Business reporter Lang to leave CBC
After her speaking engagements and personal relationship with a Royal Bank of Canada board member plunged the CBC into a conflict-of-interest controversy this year, senior business correspondent Amanda Lang is leaving the network for an undisclosed new television job.
Her last day as host of The Exchange with Amanda Lang and as a contributor to The National will be Friday, CBC News general manager and editor-in-chief Jennifer McGuire informed staff in a memo Tuesday.
In addition to assuming a new position that McGuire described as “outside the CBC in television,” Lang will be devoting more time to writing.

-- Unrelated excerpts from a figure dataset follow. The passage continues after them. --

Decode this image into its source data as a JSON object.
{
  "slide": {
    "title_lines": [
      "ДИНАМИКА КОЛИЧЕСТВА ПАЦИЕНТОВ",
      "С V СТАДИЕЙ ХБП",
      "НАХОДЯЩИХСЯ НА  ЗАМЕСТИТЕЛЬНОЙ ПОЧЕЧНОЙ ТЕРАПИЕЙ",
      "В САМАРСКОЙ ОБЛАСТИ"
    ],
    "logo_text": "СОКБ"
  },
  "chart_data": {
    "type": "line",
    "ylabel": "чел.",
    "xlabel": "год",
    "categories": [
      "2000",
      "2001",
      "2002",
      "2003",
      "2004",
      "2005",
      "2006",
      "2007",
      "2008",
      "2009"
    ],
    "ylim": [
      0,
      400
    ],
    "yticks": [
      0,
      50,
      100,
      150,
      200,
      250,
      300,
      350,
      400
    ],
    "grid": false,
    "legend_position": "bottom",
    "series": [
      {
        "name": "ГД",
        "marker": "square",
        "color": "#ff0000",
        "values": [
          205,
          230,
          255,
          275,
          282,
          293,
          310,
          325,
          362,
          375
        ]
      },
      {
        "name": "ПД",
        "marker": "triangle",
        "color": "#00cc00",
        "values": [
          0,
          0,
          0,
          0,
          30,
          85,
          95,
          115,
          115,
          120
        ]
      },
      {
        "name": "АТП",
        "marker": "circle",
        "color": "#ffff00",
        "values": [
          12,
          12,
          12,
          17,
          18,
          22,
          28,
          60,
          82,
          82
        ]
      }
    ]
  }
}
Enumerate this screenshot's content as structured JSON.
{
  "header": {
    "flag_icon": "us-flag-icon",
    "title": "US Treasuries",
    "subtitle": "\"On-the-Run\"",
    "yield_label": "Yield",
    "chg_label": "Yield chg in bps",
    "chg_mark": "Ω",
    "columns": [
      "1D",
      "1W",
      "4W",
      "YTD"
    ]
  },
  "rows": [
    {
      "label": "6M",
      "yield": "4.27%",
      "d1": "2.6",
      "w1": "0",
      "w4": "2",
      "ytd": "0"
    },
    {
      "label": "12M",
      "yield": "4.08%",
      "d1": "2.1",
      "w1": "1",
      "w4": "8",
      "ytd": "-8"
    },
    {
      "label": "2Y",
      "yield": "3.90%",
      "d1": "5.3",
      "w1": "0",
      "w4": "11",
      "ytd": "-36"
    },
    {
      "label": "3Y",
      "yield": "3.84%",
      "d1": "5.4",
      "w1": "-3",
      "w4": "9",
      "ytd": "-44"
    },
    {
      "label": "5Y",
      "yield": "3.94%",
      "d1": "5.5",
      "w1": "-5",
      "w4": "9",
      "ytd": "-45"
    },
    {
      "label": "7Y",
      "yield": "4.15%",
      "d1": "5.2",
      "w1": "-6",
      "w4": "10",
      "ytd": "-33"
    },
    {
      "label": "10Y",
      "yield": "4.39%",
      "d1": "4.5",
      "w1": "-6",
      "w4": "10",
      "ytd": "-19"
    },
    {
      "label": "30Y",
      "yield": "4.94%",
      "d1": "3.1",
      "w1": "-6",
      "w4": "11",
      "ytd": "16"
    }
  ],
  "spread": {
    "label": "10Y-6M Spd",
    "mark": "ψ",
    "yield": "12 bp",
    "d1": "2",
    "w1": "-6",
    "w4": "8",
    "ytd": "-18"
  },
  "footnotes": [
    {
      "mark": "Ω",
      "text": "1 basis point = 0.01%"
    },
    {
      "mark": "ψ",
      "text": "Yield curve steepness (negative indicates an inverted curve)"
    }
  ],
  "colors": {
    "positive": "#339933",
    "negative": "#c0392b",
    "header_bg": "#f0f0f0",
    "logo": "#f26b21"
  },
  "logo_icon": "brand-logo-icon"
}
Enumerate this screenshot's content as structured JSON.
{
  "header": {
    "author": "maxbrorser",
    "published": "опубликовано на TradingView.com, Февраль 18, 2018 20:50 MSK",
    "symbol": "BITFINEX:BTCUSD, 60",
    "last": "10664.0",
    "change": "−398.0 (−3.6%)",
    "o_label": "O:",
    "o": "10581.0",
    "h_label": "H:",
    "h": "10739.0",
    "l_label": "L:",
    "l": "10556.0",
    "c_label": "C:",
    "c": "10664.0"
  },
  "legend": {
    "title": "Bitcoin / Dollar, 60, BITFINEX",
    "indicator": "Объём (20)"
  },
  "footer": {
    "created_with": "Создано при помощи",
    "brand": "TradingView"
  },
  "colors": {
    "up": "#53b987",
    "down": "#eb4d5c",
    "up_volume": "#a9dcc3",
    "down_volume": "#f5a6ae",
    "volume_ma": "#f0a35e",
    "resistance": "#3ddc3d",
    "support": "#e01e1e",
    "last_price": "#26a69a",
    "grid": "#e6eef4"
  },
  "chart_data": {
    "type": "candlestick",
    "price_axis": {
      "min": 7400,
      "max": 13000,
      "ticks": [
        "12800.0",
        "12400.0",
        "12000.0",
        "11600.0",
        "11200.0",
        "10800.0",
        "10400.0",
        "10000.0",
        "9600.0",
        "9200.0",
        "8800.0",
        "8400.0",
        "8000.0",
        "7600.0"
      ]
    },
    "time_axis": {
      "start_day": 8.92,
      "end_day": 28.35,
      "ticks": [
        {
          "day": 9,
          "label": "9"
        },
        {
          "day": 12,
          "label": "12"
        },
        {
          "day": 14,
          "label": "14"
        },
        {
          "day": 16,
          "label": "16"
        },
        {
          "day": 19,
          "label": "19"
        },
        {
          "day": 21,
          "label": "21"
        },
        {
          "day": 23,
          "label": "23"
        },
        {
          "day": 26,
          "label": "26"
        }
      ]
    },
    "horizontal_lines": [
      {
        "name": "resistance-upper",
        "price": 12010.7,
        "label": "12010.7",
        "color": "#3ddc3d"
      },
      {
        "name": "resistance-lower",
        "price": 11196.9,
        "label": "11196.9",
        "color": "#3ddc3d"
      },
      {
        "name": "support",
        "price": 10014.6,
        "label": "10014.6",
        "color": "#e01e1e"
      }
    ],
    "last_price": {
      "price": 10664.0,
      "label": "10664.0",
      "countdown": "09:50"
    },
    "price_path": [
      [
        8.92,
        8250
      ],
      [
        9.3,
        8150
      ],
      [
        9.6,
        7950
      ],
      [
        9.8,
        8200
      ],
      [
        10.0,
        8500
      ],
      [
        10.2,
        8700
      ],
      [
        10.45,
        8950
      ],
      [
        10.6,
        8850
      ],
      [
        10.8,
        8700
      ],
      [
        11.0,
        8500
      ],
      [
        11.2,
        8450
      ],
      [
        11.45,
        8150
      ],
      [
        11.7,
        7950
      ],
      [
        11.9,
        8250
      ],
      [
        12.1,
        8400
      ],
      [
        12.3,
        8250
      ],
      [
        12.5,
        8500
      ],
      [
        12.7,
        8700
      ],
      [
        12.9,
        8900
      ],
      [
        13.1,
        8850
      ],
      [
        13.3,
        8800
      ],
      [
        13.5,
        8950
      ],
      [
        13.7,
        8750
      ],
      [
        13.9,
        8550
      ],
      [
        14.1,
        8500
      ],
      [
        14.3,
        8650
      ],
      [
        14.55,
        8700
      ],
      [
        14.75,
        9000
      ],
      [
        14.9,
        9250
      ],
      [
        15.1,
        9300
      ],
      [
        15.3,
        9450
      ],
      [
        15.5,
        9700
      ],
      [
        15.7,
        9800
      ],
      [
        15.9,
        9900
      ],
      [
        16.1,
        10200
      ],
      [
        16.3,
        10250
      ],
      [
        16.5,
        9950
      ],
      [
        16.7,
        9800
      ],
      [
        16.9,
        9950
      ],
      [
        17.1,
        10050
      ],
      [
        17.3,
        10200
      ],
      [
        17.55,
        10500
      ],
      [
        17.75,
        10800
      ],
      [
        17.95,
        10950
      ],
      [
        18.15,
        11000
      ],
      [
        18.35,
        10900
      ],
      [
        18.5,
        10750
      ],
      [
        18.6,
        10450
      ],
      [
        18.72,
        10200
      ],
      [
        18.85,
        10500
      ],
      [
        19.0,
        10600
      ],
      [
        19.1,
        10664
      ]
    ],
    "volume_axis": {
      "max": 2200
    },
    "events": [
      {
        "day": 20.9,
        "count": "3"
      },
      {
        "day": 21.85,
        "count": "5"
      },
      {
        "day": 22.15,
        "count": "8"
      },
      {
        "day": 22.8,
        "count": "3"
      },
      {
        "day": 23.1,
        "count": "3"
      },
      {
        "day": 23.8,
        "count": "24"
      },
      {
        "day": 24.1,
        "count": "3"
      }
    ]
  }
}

“Amanda’s two decades of experience as a business reporter furthered our commitment to quality business coverage,” McGuire said.
The business correspondent is the third marquee personality to leave the CBC in the space of a year. Jian Ghomeshi, host of the radio show Q, was fired last October over sexual assault allegations, and Evan Solomon, host of Power & Politics, was fired in June after it was alleged he used his position to broker art deals.
Lang, who moved to the CBC in 2009 from the Business News Network, came under scrutiny in January after the media criticism site Canadaland reported on her intervention in CBC coverage of the Royal Bank of Canada (RBC).
Lang, it was revealed, had challenged CBC investigative reporter Kathy Tomlinson in 2013 over a report on RBC’s outsourcing of work. During a conference call among CBC journalists, Lang disagreed with the investigation’s conclusions and the exchange between her and Tomlinson was “confrontational,” a report from the CBC ombudsman later concluded.
On The National, Lang conducted an interview with then RBC president Gordon Nixon, in which he dismissed the investigation’s conclusions. Without advising her bosses, she wrote a column in The Globe and Mail defending the outsourcing of labour and calling the whole controversy “a sideshow.”
Two years later, the incident would generate a flurry of complaints to the CBC after it was reported that at the time of her clash with Tomlinson, Lang was romantically involved with RBC board member Geoffrey Beattie and had been scheduled to give a paid speaking engagement at a conference sponsored by RBC and the outsourcing company mentioned in Tomlinson’s report. (That engagement was later cancelled.)
In response to the controversy surrounding paid speaking engagements by Lang and others, including The National anchor Peter Mansbridge, the CBC in January barred its on-air journalists from accepting money for speeches.
In a January column in The Globe and Mail, Lang defended herself against the allegation of an ethical lapse. She said her intervention in the 2013 report on the Royal Bank reflected her opinion — “a consequence of my time and experience as a business reporter” — that the initial story was flawed.